The following article appears in the November 5, 2015 edition of Chain Store Age.
By: Joe Kefauver
Tuesday’s election continued a trend we have witnessed over the past few years — Republicans dominated statewide contests while Democrats locked down Mayoral seats in key major metropolitan markets.
One year ago, Republicans won by historic margins at the state level, installing 31 Republican governors and winning control of 67 of the 98 state legislative chambers. On Tuesday, Republicans not only defended those advances, but added to that margin by winning decisively in Kentucky.
At the same time, Democrats swept mayoral races in the largest metros, most notably Charlotte (NC), Columbus (OH), San Francisco (CA), Orlando (FL) and Philadelphia (PA). Democrats also gained the mayor’s office in Indianapolis (IN).
For Democrats looking ahead to 2016, the continued drubbing at the state level will be softened by the fact that a number of the most important mayoral contests occurred in battleground states providing footholds in key districts. As Democrats lose control of statehouses, major metros have become more and more important to the party, serving as incubators for talent and progressive policy initiatives. In many of these jurisdictions the business community will have to continue to play defense.
So what does this all mean: In short, the status quo will remain, and the partisan gridlock in DC will continue to create a dynamic where employer issues creep into state capitols and city halls across the country forcing operators to have to continue to defend their employment practices in city after city.
The gridlock could very well reach a fever pitch heading into the 2016 elections because it’s likely that both sides will emerge from Election Day feeling that they have a mandate from the voters “to lead.” More “Big City” mayors will pursue progressive agenda items like paid leave, huge minimum wage increases and scheduling mandates, and Republicans at the state level will continue on a path to rebuff the Obama agenda.
The tension between blue, progressive cities residing inside red, conservative states will be particularly acute as election season enters full swing.
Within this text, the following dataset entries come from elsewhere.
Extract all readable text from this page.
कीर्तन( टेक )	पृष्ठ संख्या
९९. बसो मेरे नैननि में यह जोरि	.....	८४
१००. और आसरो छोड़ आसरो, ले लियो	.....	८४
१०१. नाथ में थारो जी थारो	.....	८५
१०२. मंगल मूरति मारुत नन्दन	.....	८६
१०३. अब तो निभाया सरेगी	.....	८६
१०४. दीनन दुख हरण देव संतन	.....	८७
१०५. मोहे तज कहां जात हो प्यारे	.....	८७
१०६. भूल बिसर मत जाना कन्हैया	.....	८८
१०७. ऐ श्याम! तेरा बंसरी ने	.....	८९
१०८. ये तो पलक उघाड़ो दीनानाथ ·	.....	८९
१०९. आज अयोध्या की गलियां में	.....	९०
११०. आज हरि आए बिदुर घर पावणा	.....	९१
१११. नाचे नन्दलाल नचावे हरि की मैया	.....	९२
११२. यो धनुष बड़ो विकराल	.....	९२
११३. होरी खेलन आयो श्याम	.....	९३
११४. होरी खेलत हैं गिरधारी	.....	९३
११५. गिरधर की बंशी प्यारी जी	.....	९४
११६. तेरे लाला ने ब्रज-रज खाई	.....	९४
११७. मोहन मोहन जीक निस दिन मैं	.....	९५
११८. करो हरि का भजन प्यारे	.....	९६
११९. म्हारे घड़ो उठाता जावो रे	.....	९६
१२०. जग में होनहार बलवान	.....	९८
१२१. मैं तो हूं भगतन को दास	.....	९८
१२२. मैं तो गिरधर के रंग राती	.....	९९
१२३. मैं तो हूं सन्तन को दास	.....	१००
And operators will be caught in the middle as elected officials jockey for the spotlight and attempt to drive their priorities to the top of the political conversation.
Tuesday’s results clearly highlight that the political divide between urban and suburban/rural America is as pronounced as ever. That’s not necessarily news, but traditionally, these two groups of voters haven’t been so neatly organized on the ideological spectrum. In the past, some issues cut across geography or political affiliation. This dynamic will continue to erode constructive policy conversations.
While we always hope that sound public policy will ultimately win the day, both sides of the aisle would be wise to exercise caution on account of political considerations. The White House in 2016 is the ultimate prize, and while Republicans have cause to celebrate, the electorate that showed up yesterday (and in 2014 for that matter) is very different than the voters who will show up on Election Day 2016. For Democrats, voters in the liberal bastions of Portland (ME) and Tacoma (WA) rejected a $15 an hour minimum wage mandate demonstrating that ideology won’t always trump common sense.
Unfortunately, those learnings will probably be lost in the shuffle of primary season. With the 2015 elections now in the books, this week is the official start of the 2016 campaign season. Right on cue, and timed to coincide with the Republican Presidential debate in Milwaukee on Tuesday, operators will again contend with protestors on their collective doorstep as the Fight for $15 campaign executes its largest “National Day of Action” to date.
The business community should look to the campaigns in Tacoma (WA) and Portland (ME) which provide a roadmap on how to win on issues like minimum wage in “progressive cities.” For retailers and restaurant operators, the 2016 political winds seem intent on making you a centerpiece in the political dialogue, and everybody has a political mandate from the voters, so buckle up and hang tight.